The creation of the Irish Cruiser Racing Association (ICRA) began in a very low key way in the autumn of 2002 with an exploratory meeting between Denis Kiely, Jim Donegan and Fintan Cairns in the Granville Hotel in Waterford, and the first conference was held in February 2003 in Kilkenny.

While numbers of cruiser-racers were large, their specific locations were widespread, but there was simply no denying the numerical strength and majority power of the Cork-Dublin axis. To get what was then a very novel concept up and running, this strength of numbers had to be acknowledged, and the first National Championship in 2003 reflected this, as it was staged in Howth.
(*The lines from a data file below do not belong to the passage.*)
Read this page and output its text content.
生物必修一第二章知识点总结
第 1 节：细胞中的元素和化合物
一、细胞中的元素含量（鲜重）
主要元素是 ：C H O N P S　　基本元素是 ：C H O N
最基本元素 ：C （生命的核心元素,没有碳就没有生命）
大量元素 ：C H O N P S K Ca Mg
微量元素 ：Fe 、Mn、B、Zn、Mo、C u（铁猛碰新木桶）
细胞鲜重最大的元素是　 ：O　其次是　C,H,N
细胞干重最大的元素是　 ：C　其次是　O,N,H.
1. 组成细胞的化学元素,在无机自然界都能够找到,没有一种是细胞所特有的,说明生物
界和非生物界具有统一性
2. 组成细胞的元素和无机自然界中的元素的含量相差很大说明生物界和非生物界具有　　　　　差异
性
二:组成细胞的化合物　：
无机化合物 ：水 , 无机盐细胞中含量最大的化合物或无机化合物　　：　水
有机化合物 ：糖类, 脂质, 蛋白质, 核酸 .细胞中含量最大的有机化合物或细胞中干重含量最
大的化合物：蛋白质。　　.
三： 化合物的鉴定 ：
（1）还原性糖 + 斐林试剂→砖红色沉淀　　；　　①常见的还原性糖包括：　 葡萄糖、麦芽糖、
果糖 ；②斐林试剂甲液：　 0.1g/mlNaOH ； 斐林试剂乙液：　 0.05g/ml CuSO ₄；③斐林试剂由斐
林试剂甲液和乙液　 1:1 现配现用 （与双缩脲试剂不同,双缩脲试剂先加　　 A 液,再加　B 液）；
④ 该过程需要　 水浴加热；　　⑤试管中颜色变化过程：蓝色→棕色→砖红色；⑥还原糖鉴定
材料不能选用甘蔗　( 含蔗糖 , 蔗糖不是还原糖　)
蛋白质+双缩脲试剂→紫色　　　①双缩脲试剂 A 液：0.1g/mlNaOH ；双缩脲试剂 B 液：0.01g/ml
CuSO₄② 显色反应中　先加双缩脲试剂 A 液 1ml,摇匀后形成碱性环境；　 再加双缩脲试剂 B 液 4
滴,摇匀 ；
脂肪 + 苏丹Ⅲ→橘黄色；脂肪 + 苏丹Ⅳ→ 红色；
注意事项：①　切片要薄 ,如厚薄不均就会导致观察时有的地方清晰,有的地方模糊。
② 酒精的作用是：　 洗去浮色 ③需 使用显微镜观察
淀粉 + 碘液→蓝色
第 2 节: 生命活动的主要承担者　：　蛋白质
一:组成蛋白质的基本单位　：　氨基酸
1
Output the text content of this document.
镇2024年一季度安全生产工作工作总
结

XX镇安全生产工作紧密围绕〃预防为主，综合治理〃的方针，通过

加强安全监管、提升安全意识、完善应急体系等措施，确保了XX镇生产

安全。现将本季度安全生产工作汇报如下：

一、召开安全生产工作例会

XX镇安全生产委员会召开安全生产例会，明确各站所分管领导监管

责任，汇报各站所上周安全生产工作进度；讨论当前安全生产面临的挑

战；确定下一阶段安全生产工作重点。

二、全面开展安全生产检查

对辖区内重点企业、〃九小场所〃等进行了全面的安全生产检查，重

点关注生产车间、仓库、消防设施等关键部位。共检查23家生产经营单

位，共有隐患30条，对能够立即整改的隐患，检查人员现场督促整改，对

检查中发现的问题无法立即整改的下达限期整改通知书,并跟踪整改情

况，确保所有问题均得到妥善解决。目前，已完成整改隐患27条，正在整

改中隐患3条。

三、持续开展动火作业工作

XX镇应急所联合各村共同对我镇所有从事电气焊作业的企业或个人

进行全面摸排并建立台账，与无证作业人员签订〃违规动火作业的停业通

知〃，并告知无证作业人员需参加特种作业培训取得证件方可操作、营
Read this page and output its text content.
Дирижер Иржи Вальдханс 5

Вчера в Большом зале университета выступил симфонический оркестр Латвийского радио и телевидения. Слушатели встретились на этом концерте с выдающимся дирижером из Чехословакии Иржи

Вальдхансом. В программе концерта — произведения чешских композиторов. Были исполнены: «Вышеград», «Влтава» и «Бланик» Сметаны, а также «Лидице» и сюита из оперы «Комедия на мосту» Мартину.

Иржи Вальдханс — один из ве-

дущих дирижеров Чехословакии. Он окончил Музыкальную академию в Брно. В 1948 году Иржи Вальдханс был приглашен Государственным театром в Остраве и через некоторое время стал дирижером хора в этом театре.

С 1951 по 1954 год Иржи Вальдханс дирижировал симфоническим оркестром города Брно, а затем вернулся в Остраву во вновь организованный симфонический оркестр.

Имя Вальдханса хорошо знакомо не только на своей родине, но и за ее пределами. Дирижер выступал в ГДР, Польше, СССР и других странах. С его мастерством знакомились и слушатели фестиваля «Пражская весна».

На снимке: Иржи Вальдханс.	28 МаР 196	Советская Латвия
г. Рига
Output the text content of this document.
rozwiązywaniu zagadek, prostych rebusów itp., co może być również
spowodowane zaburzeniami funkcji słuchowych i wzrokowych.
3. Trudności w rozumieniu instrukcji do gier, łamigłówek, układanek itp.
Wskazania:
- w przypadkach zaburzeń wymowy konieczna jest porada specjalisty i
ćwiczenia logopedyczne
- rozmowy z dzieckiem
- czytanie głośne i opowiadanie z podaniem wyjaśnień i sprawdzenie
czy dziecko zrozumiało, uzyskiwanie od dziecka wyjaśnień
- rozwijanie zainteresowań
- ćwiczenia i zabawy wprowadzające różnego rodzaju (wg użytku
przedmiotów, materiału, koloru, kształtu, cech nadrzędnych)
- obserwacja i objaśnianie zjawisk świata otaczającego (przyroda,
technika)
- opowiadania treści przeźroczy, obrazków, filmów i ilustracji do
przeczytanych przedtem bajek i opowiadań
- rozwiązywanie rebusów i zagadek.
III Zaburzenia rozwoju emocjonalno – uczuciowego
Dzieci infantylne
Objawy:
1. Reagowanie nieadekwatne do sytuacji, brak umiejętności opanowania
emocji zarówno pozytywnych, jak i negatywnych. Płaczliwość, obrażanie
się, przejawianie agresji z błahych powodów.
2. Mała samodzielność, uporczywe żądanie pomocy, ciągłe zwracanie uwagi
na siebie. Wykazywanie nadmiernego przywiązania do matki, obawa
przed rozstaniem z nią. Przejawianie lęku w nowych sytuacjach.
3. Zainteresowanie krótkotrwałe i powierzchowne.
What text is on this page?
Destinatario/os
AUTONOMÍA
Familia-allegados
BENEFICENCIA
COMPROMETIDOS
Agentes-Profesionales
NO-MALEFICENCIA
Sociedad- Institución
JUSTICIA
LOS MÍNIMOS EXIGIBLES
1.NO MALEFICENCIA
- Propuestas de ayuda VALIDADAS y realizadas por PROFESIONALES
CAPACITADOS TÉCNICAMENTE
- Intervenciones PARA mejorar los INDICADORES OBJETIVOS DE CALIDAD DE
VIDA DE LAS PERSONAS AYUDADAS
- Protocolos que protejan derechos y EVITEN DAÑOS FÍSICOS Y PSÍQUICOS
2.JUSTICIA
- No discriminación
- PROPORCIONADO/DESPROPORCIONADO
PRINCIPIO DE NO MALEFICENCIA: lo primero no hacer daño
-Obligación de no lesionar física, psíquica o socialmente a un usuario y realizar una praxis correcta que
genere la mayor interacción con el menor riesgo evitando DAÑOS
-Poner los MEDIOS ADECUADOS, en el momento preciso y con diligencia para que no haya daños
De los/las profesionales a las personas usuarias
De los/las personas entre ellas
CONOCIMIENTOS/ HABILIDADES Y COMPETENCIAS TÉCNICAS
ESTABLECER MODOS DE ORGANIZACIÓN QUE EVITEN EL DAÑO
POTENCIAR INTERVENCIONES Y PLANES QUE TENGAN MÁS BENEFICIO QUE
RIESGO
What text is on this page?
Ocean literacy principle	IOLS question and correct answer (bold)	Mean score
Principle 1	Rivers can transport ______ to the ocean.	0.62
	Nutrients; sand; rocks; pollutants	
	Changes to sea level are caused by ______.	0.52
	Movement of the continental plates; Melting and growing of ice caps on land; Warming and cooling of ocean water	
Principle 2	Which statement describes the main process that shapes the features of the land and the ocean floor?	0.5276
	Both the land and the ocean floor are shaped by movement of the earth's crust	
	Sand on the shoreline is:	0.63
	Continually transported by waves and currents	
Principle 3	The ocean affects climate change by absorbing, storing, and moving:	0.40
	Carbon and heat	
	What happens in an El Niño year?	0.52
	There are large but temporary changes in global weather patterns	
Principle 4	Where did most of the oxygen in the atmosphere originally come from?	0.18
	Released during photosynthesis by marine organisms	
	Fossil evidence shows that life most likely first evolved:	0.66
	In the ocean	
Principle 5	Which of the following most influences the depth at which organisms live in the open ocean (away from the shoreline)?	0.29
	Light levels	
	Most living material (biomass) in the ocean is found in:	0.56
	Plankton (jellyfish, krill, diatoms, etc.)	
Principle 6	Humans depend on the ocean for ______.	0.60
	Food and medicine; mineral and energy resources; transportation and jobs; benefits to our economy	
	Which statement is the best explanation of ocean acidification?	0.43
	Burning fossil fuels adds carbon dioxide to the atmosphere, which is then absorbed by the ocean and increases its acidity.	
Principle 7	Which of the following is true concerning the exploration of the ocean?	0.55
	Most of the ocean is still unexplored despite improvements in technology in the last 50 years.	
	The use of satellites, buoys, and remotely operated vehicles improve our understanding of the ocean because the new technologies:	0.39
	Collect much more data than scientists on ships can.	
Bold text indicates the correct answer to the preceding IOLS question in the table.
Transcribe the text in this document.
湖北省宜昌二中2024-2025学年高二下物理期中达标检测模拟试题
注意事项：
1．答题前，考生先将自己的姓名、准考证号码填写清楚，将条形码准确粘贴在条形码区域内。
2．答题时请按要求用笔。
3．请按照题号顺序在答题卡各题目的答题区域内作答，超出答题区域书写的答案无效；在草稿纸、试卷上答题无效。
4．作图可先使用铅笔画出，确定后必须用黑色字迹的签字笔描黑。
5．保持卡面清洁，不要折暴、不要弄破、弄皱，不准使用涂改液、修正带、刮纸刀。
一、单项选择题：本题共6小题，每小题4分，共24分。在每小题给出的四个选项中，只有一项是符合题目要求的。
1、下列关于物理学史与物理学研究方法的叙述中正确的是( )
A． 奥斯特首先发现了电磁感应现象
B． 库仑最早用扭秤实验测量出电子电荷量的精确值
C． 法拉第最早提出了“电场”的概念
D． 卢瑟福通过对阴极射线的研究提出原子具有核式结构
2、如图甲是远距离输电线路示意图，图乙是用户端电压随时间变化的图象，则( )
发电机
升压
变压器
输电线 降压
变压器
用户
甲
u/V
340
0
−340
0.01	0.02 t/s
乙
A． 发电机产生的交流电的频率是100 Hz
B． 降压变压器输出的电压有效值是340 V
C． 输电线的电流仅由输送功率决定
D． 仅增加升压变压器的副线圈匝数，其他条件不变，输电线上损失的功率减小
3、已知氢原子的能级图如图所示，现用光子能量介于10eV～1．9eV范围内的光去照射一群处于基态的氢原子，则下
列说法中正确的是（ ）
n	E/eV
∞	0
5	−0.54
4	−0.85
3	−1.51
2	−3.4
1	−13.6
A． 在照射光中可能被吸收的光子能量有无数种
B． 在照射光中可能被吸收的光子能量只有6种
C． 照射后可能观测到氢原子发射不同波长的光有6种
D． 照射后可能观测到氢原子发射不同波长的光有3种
ICRA was run by a dedicated group of volunteers each of whom brought their special talents to the organisation. Jim Donegan, the elder statesman, was so much more interested in the wellbeing of the new organisation than in personal advancement that he insisted on Fintan Cairns being the first Commodore, while the distinguished Cork sailor was more than content to be Vice Commodore.

ICRA National Championships

Initially, the highlight of the ICRA season was the National Championship, which is essentially self-limiting, as it is restricted to boats which have or would be eligible for an IRC Rating. Boats not actually rated but eligible were catered for by ICRA’s ace number-cruncher Denis Kiely, who took Ireland’s long-established native rating system ECHO to new heights, thereby providing for extra entries which brought fleet numbers at most annual national championships to comfortably above the hundred mark, particularly at the height of the boom years.